The center organization takes on form
It soon became apparent that more resources were needed to realize the original idea of the project. It became clear that to grow CDTM, a dedicated management team had to be found. While there had been first success with fundraising from industry for scholarships and courses, it was clear that more sustainable financing would be provided from the universities.
In early 2000 and in a joint effort, the management of the Munich universities could be won to complement the resources of rooms with a position for a doctoral student. He would combine the roles of teaching and managing the CDTM at the same time, a role of all following generations of doctorate students that would in the consecutive years work for CDTM, the Center Assistants.
In the following year, Trend Seminar and eLab – two of the three main courses the CDTM curriculum still consists of – were established. As CDTM should be developed further, the operative role of active students in the following was institutionalized in form of Task Forces. This form of a bottom-up organization is quite unique and has turned out to be a key reason why CDTM has always surprised with its breadth of activities and strong identification of the students with the institution.
Another big step forward was taken in 2001 when a formal contract was developed to establish the CDTM as an official institution of both Munich universities. The contract put the ongoing informal cooperation on firmer foundation and ensured that resources were sustainable and specified many organizational features of CDTM that are still in effect: the Board of Professors and the rotating appointment of Scientific Directors who supervise the management team.
In the year 2001, for the first time, a large project financed by industry and federal ministries allowed CDTM to apply its interdisciplinarity not only to teaching but also to research on a larger scale. It also meant that CDTM could finance a complete team of doctoral students. This form of self-financing in combination with providing a platform for companies to conduct interdisciplinary and applied research has carried CDTM since that time.
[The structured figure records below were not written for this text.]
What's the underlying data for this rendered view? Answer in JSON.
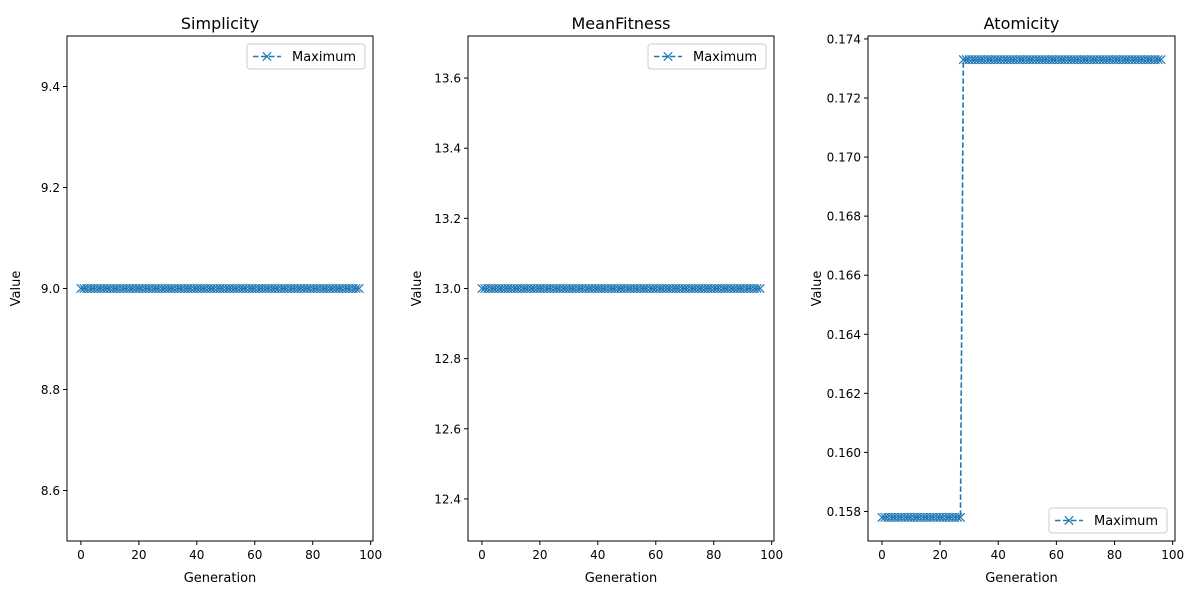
{
  "chart_data": [
    {
      "type": "line",
      "title": "Simplicity",
      "xlabel": "Generation",
      "ylabel": "Value",
      "xlim": [
        -4.8,
        100.8
      ],
      "ylim": [
        8.5,
        9.5
      ],
      "xticks": [
        0,
        20,
        40,
        60,
        80,
        100
      ],
      "yticks": [
        8.6,
        8.8,
        9.0,
        9.2,
        9.4
      ],
      "ytick_labels": [
        "8.6",
        "8.8",
        "9.0",
        "9.2",
        "9.4"
      ],
      "legend": "upper right",
      "color": "#1f77b4",
      "marker": "x",
      "linestyle": "dashed",
      "series": [
        {
          "name": "Maximum",
          "segments": [
            {
              "x_from": 0,
              "x_to": 96,
              "y": 9.0
            }
          ]
        }
      ]
    },
    {
      "type": "line",
      "title": "MeanFitness",
      "xlabel": "Generation",
      "ylabel": "Value",
      "xlim": [
        -4.8,
        100.8
      ],
      "ylim": [
        12.28,
        13.72
      ],
      "xticks": [
        0,
        20,
        40,
        60,
        80,
        100
      ],
      "yticks": [
        12.4,
        12.6,
        12.8,
        13.0,
        13.2,
        13.4,
        13.6
      ],
      "ytick_labels": [
        "12.4",
        "12.6",
        "12.8",
        "13.0",
        "13.2",
        "13.4",
        "13.6"
      ],
      "legend": "upper right",
      "color": "#1f77b4",
      "marker": "x",
      "linestyle": "dashed",
      "series": [
        {
          "name": "Maximum",
          "segments": [
            {
              "x_from": 0,
              "x_to": 96,
              "y": 13.0
            }
          ]
        }
      ]
    },
    {
      "type": "line",
      "title": "Atomicity",
      "xlabel": "Generation",
      "ylabel": "Value",
      "xlim": [
        -4.8,
        100.8
      ],
      "ylim": [
        0.157,
        0.1741
      ],
      "xticks": [
        0,
        20,
        40,
        60,
        80,
        100
      ],
      "yticks": [
        0.158,
        0.16,
        0.162,
        0.164,
        0.166,
        0.168,
        0.17,
        0.172,
        0.174
      ],
      "ytick_labels": [
        "0.158",
        "0.160",
        "0.162",
        "0.164",
        "0.166",
        "0.168",
        "0.170",
        "0.172",
        "0.174"
      ],
      "legend": "lower right",
      "color": "#1f77b4",
      "marker": "x",
      "linestyle": "dashed",
      "series": [
        {
          "name": "Maximum",
          "segments": [
            {
              "x_from": 0,
              "x_to": 27,
              "y": 0.1578
            },
            {
              "x_from": 28,
              "x_to": 96,
              "y": 0.1733
            }
          ]
        }
      ]
    }
  ]
}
The acceptance to ENB: formalization and increasing recognition on state-level
Between 2002 and 2005, CDTM steadily improved: Managing Product Development (MPD) was added to the core curriculum, CDTM moved to larger and more prominent premises in Luisenstraße, and additional cooperations with UC Berkeley and other universities were established. In 2003, CDTM applied for the state’s Elitenetzwerk Bayern (ENB) and its proposition of an “Honors Degree in Technology Management”, including the establishment of a complete, two-year curriculum was selected as one of the first programs of the initiative.
CDTM community value: priceless
Comparing CDTM back then with CDTM at the age of 20 – what has changed? The comparison with a teenager becoming an adult seems remarkably striking. Most importantly, the CDTM community has grown up and grown together. Every few weeks, social events at the Center – both public and internal – draw hundreds of attendees. The annual CDTM Homecoming Weekend in particular has turned out to be one of the cornerstones that have led to rising community engagement.
What’s next? The CDTM manifesto and values
It would not be CDTM, the “Home for Your Ideas” full of co-creators and innovators, if we now rested on our laurels. As a meeting place for highly motivated and talented students from different disciplines, who are passionate about digital technology and strive to put their ideas into practice to shape the world of tomorrow, the CDTM is constantly surrounded by an inexpressible source of energy. A source of energy that makes us feel constantly challenged but never left alone.
Until today, more than 900 “Centerlings” have co-created a global network of innovators that take responsibility to shape our society in the digital era. To continuously connect, educate, and empower the innovators of tomorrow, the CDTM will always be a “Home for Your Ideas” yet has developed further into a breeding ground for sustainable innovations that address the evolving challenges of today with the technologies of tomorrow.